A verdade é que cresci com medo da revolução. Todas as células do meu corpo anseiam pela ordem e previsibilidade. Em minha casa, na infância, não passava Zeca Afonso nem Sérgio Godinho. Abril era o mês de muitos aniversários, até do meu, mas nunca foi sinónimo de libertação. O 25 era de novembro. O vermelho, encarnado. A reforma, pensão. Revolucionar o pensamento, transfigurar a reação ao que significa reação pode ser, e foi no meu caso, um processo retardatário que ainda está em curso. Podia dizer que foi um amigo, um momento, uma situação em particular que fizeram o clique e me abriram os olhos à necessidade absoluta de revolução, mas até isso foi progressivo. Para sermos revolucionários, temos de estar desesperados ou ser extremamente generosos com os que não têm as mesmas vantagens que nós. Precisei de cultivar essa generosidade com a escuta atenta à ausência – de direitos, de voz, de oportunidades – porque os gritos e as reivindicações podem ter o efeito oposto ao pretendido.

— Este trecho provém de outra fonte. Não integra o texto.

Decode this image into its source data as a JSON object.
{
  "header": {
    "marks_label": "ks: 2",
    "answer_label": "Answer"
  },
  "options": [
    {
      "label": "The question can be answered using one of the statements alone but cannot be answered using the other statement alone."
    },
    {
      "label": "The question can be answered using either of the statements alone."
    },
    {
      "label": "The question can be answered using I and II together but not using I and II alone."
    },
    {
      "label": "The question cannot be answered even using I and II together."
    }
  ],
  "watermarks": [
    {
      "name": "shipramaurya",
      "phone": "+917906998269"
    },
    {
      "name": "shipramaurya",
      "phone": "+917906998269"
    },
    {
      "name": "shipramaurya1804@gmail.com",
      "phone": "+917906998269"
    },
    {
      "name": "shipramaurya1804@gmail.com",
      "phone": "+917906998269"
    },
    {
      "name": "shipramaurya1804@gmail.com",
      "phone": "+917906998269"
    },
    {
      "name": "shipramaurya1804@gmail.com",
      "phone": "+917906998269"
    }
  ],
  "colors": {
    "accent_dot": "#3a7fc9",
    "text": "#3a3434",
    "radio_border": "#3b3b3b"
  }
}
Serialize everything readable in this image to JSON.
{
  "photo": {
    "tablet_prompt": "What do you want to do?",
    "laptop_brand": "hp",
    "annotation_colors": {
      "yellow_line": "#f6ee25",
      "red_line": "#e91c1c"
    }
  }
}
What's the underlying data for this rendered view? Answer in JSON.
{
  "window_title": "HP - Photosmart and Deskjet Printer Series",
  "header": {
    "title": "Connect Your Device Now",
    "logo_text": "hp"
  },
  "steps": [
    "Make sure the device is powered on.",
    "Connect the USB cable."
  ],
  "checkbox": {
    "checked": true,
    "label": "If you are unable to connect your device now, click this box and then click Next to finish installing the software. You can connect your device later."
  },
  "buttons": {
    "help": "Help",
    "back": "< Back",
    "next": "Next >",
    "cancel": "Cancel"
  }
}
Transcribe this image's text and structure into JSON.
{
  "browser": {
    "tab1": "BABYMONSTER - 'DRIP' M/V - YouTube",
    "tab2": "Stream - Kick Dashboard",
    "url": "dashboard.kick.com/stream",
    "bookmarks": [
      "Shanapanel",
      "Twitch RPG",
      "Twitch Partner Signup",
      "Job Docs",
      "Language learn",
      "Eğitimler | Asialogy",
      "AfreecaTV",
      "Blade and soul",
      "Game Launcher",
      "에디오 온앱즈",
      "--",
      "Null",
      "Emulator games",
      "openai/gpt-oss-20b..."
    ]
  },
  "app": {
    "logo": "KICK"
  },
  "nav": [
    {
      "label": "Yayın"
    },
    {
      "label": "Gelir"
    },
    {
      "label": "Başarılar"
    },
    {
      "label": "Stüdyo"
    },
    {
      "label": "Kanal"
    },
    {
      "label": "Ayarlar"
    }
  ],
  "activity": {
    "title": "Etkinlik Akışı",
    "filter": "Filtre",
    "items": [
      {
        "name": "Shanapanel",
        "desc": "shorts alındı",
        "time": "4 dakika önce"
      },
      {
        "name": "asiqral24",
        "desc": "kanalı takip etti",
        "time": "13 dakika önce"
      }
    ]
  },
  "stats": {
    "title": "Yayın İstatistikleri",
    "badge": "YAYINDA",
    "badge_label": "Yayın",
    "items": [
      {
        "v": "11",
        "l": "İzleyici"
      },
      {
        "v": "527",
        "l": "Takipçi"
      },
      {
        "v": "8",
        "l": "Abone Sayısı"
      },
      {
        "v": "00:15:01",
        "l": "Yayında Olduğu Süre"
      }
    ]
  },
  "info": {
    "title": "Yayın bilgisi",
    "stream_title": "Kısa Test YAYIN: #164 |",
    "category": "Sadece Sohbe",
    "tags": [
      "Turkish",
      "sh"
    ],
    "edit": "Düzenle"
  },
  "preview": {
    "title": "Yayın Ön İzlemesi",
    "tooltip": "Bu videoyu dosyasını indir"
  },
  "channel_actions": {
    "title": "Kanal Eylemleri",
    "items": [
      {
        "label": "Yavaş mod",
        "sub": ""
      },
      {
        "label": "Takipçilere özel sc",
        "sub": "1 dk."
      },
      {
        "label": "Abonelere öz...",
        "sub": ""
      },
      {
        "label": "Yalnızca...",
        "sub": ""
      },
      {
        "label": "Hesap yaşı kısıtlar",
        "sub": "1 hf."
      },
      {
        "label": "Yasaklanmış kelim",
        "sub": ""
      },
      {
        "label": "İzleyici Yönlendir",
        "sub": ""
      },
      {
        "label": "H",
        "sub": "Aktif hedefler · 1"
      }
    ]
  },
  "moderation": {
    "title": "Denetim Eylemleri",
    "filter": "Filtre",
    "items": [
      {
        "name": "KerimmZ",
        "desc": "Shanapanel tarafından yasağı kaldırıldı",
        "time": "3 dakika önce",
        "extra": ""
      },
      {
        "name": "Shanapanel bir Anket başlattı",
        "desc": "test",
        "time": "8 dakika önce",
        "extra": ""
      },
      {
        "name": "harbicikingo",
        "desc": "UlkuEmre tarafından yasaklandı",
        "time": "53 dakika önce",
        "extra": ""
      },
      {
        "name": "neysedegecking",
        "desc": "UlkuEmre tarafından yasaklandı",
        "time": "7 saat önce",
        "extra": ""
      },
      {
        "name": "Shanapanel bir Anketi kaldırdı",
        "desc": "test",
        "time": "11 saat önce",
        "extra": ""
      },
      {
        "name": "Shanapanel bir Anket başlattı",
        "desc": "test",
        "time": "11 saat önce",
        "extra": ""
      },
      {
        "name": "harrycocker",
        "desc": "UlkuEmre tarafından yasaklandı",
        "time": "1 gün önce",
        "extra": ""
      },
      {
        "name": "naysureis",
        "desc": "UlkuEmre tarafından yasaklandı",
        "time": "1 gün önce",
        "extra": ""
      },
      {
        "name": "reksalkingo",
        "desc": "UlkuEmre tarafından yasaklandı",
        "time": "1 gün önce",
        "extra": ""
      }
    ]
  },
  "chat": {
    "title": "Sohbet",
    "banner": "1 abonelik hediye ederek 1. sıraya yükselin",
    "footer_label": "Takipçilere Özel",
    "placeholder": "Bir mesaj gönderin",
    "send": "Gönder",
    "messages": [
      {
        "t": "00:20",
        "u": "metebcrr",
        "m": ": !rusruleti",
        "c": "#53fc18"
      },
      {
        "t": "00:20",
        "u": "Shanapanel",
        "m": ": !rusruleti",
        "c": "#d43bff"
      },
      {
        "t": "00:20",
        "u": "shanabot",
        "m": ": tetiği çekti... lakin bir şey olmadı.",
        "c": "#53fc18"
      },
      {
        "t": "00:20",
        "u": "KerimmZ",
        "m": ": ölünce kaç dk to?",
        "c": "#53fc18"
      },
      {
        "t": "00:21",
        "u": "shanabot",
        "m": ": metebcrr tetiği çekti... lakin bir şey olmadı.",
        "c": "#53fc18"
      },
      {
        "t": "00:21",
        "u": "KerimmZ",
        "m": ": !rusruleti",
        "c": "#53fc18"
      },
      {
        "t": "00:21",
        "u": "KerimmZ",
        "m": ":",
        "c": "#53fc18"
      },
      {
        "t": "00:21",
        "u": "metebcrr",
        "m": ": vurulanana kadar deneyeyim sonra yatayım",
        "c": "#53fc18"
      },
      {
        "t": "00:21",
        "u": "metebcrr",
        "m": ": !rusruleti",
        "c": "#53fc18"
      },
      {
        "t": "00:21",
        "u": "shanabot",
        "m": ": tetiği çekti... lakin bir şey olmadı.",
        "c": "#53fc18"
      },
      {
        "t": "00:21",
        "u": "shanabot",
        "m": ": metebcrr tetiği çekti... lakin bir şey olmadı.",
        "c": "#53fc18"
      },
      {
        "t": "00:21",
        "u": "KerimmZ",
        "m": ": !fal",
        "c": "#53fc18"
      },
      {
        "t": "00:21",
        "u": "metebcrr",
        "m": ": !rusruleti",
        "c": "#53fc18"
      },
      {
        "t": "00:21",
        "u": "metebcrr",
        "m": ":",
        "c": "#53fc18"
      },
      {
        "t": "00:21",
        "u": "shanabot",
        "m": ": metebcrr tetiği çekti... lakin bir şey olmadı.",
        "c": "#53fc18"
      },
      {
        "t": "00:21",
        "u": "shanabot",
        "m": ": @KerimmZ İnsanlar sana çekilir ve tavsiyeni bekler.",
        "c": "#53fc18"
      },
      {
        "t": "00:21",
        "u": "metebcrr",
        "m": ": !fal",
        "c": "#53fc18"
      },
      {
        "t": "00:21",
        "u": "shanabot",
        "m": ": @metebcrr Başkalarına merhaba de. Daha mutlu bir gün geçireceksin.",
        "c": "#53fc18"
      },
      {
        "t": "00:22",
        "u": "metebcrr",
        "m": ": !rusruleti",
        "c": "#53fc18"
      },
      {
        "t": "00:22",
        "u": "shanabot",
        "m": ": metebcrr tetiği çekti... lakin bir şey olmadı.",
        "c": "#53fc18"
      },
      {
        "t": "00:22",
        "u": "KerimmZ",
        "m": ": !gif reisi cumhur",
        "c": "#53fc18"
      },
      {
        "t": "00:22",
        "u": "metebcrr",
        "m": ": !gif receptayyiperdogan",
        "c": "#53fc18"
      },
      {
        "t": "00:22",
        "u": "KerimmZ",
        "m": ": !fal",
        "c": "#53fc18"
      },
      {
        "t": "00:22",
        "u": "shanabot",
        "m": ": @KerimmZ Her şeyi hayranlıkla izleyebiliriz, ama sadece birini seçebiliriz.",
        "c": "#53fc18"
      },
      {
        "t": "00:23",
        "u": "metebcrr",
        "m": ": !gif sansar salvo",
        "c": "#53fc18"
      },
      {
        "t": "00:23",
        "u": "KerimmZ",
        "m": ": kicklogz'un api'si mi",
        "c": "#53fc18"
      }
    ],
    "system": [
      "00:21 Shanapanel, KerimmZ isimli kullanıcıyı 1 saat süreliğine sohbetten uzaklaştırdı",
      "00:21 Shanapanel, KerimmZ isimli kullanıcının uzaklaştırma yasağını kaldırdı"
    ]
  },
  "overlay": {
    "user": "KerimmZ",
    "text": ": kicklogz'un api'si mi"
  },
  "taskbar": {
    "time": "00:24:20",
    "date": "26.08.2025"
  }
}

Se calhar é por isso que sei que a revolução de agora tem de ser diferente das outras, porque os mesmos de sempre já estão convencidos. Confio no poder da arte e do humor, só alguma coisa que nos apanha desprevenidos consegue fazer-nos mudar de ideias. Estou disposta a pintar cartazes, a dar coro a novos hinos e a fazer todas as figuras tontas que ajudarem a desfazer o siso instalado. Mas eu sozinha não consigo. Onde e quando nos encontramos?